Das Jahrhundertspiel
Vor 50 Jahren kam es im WM-Halbfinale zwischen Deutschland und Italien zu einem Schlagabtausch, der in die Fußball-Annalen einging
Köln. Die Gedenktafel am Estadio Azteca von Mexiko-Stadt lässt keine Zweifel: „Partido del Siglo!“, also „Jahrhundertspiel“steht in Erinnerung an das legendäre WM-Halbfinale zwischen Deutschland und Italien (3:4 n.V.) am 17. Juni 1970 im Azteken-Stadion geschrieben.
Ein Spiel, das die vielen Millionen TV-Zuschauer weltweit und die 102.444 Fans von den Sitzen riss. Bei 50 Grad im Schatten und in der dünnen Luft von 2240 Metern über dem Meeresspiegel gingen die Spieler über ihre physischen Grenzen, lieferten sich einen Schlagabtausch, den es so noch nicht gegeben hatte. Dass die Azzurri die Oberhand behielten, war zweitrangig, denn der Fußball war an diesem Tag der große Gewinner. Trotz der Niederlage war es daher für Wolfgang Overath „die schönste WM aller Zeiten“.

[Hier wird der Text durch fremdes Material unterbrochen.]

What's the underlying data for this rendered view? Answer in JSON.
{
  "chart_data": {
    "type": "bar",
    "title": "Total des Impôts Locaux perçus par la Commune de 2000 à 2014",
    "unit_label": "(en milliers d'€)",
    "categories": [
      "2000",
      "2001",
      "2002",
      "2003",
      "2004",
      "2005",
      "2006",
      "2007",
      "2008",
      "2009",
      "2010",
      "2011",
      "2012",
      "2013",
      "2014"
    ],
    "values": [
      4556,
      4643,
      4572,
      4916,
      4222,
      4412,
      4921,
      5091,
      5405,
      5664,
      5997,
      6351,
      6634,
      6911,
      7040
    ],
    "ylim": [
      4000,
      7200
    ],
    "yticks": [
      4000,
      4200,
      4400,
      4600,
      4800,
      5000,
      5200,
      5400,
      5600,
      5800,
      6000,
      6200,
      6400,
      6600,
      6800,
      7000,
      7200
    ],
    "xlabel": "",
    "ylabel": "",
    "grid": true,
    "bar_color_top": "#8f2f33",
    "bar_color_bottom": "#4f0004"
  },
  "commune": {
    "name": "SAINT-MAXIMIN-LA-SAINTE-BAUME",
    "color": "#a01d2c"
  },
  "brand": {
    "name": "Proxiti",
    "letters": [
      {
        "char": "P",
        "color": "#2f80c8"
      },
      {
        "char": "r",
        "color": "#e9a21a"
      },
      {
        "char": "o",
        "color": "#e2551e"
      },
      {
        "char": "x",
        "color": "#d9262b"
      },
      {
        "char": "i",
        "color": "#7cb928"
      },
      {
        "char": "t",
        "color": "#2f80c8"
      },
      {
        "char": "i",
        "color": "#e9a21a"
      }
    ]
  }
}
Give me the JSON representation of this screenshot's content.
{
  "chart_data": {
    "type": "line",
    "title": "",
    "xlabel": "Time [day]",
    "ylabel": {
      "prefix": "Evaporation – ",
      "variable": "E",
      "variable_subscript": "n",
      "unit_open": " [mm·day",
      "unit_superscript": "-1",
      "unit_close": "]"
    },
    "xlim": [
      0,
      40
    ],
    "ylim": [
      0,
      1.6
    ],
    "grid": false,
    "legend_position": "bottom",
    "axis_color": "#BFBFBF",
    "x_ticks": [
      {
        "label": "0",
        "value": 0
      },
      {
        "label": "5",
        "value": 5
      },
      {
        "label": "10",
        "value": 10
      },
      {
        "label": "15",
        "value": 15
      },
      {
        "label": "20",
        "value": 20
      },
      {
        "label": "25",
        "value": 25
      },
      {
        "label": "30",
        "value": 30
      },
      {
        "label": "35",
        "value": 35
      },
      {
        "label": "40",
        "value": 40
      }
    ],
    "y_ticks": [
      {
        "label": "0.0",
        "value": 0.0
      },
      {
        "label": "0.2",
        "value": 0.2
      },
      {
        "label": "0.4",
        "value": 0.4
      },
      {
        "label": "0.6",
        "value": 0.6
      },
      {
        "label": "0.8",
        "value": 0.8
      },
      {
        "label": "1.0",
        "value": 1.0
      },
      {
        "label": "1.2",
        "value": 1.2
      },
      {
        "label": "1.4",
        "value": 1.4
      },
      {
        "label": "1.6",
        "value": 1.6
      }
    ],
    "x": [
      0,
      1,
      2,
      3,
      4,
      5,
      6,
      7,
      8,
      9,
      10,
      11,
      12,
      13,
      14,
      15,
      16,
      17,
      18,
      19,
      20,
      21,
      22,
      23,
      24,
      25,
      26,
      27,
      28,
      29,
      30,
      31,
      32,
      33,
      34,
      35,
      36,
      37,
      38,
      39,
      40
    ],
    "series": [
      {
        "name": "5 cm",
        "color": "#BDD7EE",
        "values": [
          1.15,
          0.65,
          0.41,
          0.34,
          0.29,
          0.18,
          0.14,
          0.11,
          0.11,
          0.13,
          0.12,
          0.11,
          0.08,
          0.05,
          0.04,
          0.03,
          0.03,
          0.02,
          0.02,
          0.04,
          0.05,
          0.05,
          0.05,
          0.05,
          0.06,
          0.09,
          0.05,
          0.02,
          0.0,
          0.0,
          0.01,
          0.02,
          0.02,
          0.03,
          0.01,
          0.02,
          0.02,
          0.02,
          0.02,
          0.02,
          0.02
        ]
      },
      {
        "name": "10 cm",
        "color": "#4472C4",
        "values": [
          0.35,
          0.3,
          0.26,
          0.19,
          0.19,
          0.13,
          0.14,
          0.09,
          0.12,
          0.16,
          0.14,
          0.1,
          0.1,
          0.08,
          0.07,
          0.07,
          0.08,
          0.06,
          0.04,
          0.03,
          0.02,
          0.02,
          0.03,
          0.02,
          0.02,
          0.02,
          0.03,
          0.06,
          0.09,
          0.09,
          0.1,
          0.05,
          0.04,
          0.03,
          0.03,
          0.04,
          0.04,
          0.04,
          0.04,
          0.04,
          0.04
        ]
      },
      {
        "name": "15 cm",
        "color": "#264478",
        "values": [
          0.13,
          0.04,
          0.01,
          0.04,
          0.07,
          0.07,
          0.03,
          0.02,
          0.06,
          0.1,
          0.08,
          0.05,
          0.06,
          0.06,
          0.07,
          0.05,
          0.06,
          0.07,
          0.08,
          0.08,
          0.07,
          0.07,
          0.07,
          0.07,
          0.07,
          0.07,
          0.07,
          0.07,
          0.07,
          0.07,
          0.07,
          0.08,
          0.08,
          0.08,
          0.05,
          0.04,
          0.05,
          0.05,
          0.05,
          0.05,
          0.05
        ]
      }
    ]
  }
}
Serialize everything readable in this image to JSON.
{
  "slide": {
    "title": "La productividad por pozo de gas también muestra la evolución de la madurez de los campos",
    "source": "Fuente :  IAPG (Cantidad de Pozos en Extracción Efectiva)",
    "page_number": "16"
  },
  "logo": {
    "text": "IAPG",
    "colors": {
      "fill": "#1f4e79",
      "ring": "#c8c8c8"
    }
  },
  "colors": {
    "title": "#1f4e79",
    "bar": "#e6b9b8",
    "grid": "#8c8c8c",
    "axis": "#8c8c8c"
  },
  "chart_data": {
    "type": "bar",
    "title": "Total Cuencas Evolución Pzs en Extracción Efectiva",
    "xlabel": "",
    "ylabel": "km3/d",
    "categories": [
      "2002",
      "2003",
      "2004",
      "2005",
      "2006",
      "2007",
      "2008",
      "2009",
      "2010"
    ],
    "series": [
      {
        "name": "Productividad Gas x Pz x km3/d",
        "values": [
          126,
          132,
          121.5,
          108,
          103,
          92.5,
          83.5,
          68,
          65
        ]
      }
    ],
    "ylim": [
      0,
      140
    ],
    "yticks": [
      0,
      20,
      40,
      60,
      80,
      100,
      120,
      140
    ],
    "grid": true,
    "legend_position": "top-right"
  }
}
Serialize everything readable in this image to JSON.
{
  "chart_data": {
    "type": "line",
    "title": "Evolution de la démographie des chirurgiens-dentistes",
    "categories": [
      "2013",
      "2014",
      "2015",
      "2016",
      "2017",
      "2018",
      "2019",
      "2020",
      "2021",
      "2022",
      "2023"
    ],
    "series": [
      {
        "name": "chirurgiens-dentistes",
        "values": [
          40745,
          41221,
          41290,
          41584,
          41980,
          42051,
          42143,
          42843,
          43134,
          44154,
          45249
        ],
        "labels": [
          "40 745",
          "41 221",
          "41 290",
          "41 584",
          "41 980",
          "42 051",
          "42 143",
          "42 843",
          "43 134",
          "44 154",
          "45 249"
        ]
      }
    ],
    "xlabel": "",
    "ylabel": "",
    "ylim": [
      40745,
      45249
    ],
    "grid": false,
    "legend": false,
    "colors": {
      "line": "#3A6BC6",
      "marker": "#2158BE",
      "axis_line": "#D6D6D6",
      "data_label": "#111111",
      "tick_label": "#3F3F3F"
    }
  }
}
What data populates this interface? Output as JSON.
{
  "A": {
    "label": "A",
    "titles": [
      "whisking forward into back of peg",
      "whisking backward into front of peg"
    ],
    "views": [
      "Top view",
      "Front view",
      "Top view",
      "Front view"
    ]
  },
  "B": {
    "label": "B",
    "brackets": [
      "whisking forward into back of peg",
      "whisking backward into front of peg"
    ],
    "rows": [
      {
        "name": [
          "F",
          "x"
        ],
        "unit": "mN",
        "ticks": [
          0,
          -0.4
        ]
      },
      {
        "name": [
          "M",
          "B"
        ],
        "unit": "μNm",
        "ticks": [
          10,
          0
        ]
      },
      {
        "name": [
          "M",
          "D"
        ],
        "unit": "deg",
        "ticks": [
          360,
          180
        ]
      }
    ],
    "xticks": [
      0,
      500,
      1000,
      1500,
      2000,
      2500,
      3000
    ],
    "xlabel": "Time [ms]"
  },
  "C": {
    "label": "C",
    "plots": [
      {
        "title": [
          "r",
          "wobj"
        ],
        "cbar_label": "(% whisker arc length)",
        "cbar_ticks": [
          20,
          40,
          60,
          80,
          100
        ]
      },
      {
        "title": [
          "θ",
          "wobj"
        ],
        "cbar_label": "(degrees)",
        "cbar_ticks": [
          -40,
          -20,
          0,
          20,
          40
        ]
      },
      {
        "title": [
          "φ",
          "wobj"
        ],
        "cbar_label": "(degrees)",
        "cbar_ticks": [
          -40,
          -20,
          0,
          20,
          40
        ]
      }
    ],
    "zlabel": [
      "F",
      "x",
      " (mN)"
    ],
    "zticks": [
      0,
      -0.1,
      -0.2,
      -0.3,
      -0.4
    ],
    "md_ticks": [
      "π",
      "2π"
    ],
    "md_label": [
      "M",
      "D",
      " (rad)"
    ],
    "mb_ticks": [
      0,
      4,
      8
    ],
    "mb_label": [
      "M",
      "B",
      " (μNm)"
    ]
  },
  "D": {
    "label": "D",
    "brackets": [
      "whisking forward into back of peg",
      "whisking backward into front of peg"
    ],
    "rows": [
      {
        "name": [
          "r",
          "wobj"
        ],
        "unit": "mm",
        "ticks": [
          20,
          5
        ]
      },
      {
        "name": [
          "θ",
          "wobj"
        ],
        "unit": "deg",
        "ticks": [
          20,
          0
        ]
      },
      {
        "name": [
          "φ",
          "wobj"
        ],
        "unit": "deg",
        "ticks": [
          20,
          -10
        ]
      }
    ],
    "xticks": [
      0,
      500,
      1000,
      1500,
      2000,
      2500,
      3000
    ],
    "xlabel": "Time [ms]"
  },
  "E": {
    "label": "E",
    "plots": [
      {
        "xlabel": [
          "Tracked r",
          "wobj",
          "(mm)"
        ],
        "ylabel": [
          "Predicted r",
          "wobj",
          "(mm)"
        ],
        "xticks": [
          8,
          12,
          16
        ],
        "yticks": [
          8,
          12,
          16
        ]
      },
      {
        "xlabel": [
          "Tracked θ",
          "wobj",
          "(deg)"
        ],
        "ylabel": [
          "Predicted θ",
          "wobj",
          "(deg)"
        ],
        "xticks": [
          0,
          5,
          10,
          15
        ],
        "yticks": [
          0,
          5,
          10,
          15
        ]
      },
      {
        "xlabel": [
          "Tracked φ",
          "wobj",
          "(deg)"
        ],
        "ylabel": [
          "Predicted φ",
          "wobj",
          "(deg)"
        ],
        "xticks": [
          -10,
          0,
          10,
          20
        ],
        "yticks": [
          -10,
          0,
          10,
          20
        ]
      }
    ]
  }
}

Mexikos Fans feierten den Verlierer mit „Alemania“-Sprechchören. Die deutsche Elf hatte durch den 3:2-Viertelfinalsieg nach 0:2-Rückstand gegen Titelverteidiger England unglaublich große Popularität im Land der Azteken erlangt.
Der Spielverlauf war total verrückt. Roberto Boninsegna (8.) hatte die italienischen Defensivspezialisten früh in Führung gebracht. Die Deutschen um die Stars Franz Beckenbauer, Uwe Seeler und Gerd Müller rannten unbeirrt an – lange ohne Erfolg. Erst in der zweiten Minute
der Nachspielzeit schaffte Italien-Legionär Karl-Heinz Schnellinger vom AC Milan den nicht mehr für möglich gehaltenen Ausgleich.
Schnellinger sagte später: „Für mich war es der Beweis, dass ich ein guter Profi war. Ohne dieses Tor hätte man mich vergessen.“Dieser Treffer, der fiel, als Bundestrainer Helmut Schön an der Bank schon ein Interview gab, folgte die berühmteste Verlängerung der Fußball-Historie. Ein Drama im Minutentakt.
Die DFB-Auswahl ging in der Verlängerung durch Müller in Führung (94.), die Italiener schlugen zurück und schafften durch Tarcisio Burgnich (99.) und Gigi Riva (104.) die Wende. Noch einmal traf Müller (110.) zum 3:3, doch Gianni Rivera (111.) schaffte im Gegenzug den Siegtreffer, die Azzurri brachten das 4:3 schließlich über die Zeit.
„Wembley war schon gut, aber das hier war das Größte, was ich bisher erlebt habe“, sagte „Kaiser“Beckenbauer, der einen Muskelriss in der Schulter erlitten und mit einer Armschlinge durchgespielt hatte.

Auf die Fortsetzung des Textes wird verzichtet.